|Simón Bolívar Youth Orchestra of Venezuela Makes First U.S. Tour|
Venezuelan Youth Orchestra Inspires American Audiences
One of the biggest frenzies to occur in the realm of classical music news in 2007 was over the Simón Bolívar Youth Orchestra of Venezuela and its dynamic young conductor, Gustavo Dudamel. The amazingly talented ensemble made its first U.S. tour in November, and Classical Movements is elated to have played a role in helping these extraordinary young musicians bring their music, and their inspiration, to American audiences.
The tour, organized by renowned management company Askonas Holt, included concerts at Walt Disney Hall in Los Angeles, Davies Hall in San Francisco, Symphony Hall in Boston and Carnegie Hall in New York.

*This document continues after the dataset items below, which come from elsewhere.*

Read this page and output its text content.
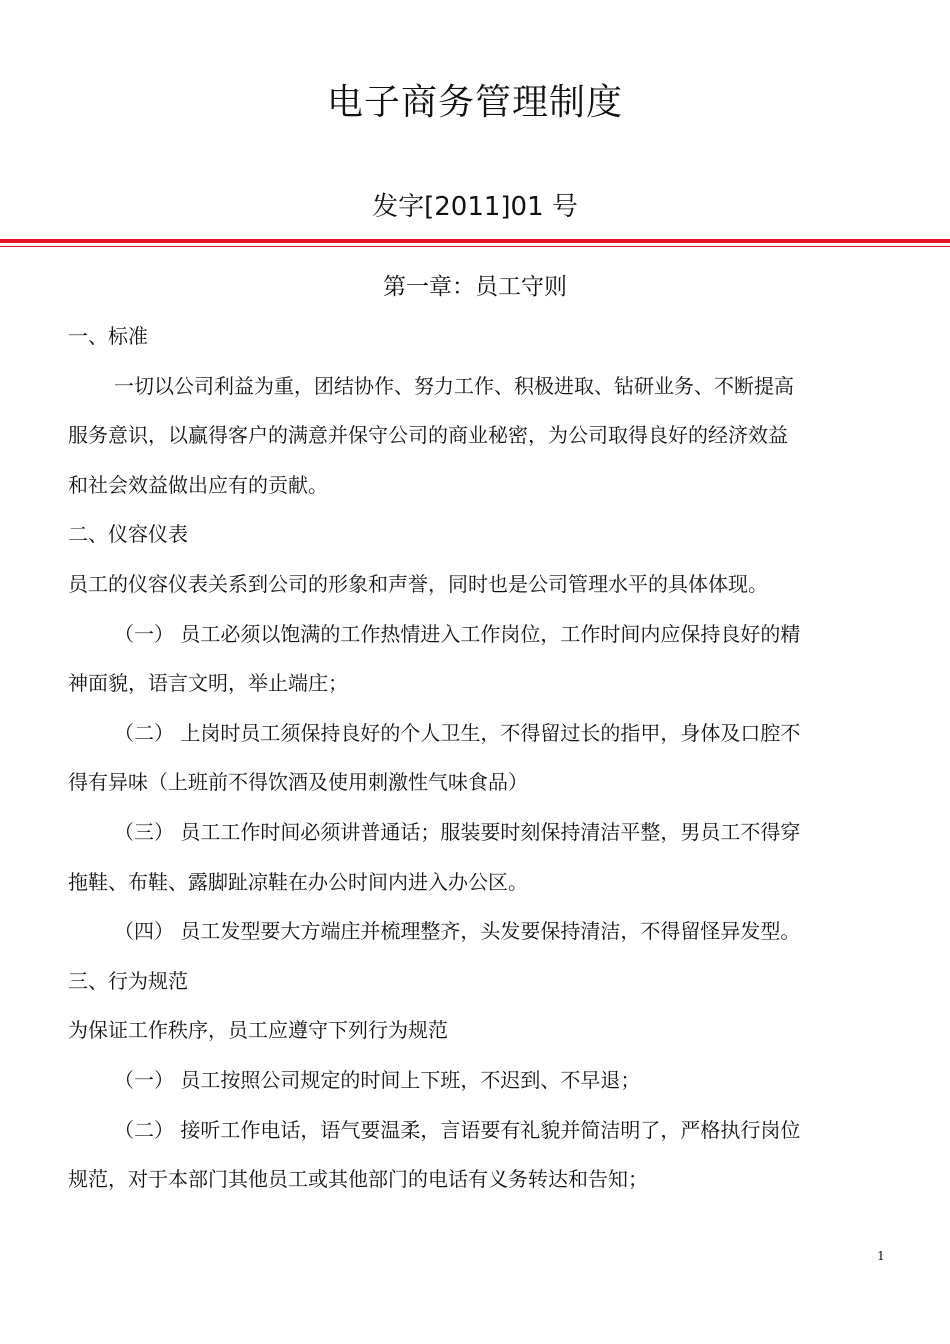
电子商务管理制度
发字[2011]01 号
第一章：员工守则
一、标准
一切以公司利益为重，团结协作、努力工作、积极进取、钻研业务、不断提高
服务意识，以赢得客户的满意并保守公司的商业秘密，为公司取得良好的经济效益
和社会效益做出应有的贡献。
二、仪容仪表
员工的仪容仪表关系到公司的形象和声誉，同时也是公司管理水平的具体体现。
（一） 员工必须以饱满的工作热情进入工作岗位，工作时间内应保持良好的精
神面貌，语言文明，举止端庄；
（二） 上岗时员工须保持良好的个人卫生，不得留过长的指甲，身体及口腔不
得有异味（上班前不得饮酒及使用刺激性气味食品）
（三） 员工工作时间必须讲普通话；服装要时刻保持清洁平整，男员工不得穿
拖鞋、布鞋、露脚趾凉鞋在办公时间内进入办公区。
（四） 员工发型要大方端庄并梳理整齐，头发要保持清洁，不得留怪异发型。
三、行为规范
为保证工作秩序，员工应遵守下列行为规范
（一） 员工按照公司规定的时间上下班，不迟到、不早退；
（二） 接听工作电话，语气要温柔，言语要有礼貌并简洁明了，严格执行岗位
规范，对于本部门其他员工或其他部门的电话有义务转达和告知；
1
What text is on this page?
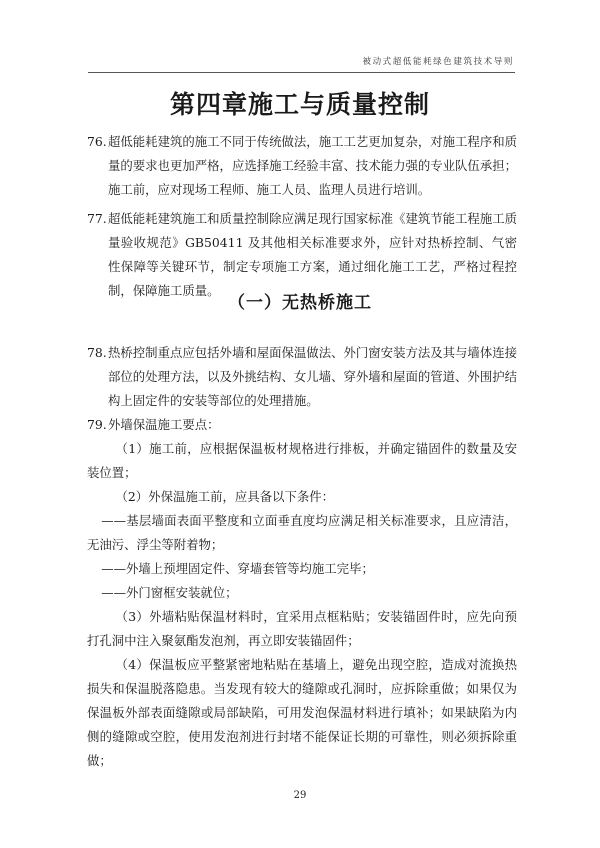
被动式超低能耗绿色建筑技术导则
第四章施工与质量控制
76. 超低能耗建筑的施工不同于传统做法，施工工艺更加复杂，对施工程序和质量的要求也更加严格，应选择施工经验丰富、技术能力强的专业队伍承担；施工前，应对现场工程师、施工人员、监理人员进行培训。
77. 超低能耗建筑施工和质量控制除应满足现行国家标准《建筑节能工程施工质量验收规范》GB50411 及其他相关标准要求外，应针对热桥控制、气密性保障等关键环节，制定专项施工方案，通过细化施工工艺，严格过程控制，保障施工质量。
（一）无热桥施工
78. 热桥控制重点应包括外墙和屋面保温做法、外门窗安装方法及其与墙体连接部位的处理方法，以及外挑结构、女儿墙、穿外墙和屋面的管道、外围护结构上固定件的安装等部位的处理措施。
79. 外墙保温施工要点：
（1）施工前，应根据保温板材规格进行排板，并确定锚固件的数量及安装位置；
（2）外保温施工前，应具备以下条件：
——基层墙面表面平整度和立面垂直度均应满足相关标准要求，且应清洁，无油污、浮尘等附着物；
——外墙上预埋固定件、穿墙套管等均施工完毕；
——外门窗框安装就位；
（3）外墙粘贴保温材料时，宜采用点框粘贴；安装锚固件时，应先向预打孔洞中注入聚氨酯发泡剂，再立即安装锚固件；
（4）保温板应平整紧密地粘贴在基墙上，避免出现空腔，造成对流换热损失和保温脱落隐患。当发现有较大的缝隙或孔洞时，应拆除重做；如果仅为保温板外部表面缝隙或局部缺陷，可用发泡保温材料进行填补；如果缺陷为内侧的缝隙或空腔，使用发泡剂进行封堵不能保证长期的可靠性，则必须拆除重做；
29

Guest appearances at various concerts were made by such musical luminaries as pianist Emanuel Ax, Sir Simon Rattle and composer John Williams. To say that the concerts were received by audiences and critics alike with enthusiastic acclaim would be a gross understatement.
"Dudamel is absolutely revelatory" said the Los Angeles Times, while the San Francisco Chronicle proclaimed, "Dudamel and his orchestra unleashed an extraordinary musical fireball.The level of musical sophistication and eloquence on display was astonishing, but so too was the sheer energy involved." As for the audiences' take on the performances, their approval was easily recognized by the sight of patrons jumping to their feet, bursting into a frenzy of thunderous applause and bestowing on Dudamel and the orchestra the sort of fervent reception normally granted to rock stars.
The story of the Simón Bolívar Youth Orchestra is one of unmitigated success. The musicians, almost 200 strong and ranging in age from 12-26, are the crème of the crop of El Sistema, Venezuela's government-sponsored system of music education that reaches nearly 250,000 students. The program was founded by Dr. José Antonio Abreu. Many of the young musicians come from poverty, and many are not unfamiliar with the concepts of street gangs and other brutal realities of urban life. Instead, these young artists are now called "world-class musicians," tackling technically advanced literature, creating artistically superb music and bringing joy to the thousands for whom they perform.
Gustavo Dudamel, for his part, is perhaps the most talked-about conductor on the music scene today. At age 27, he is awaiting his scheduled appointment to the role of Music Director of the Los Angeles Philharmonic in 2009. CBS News' 60 Minutes called Dudamel "the hottest thing to hit classical music since Leonard Bernstein."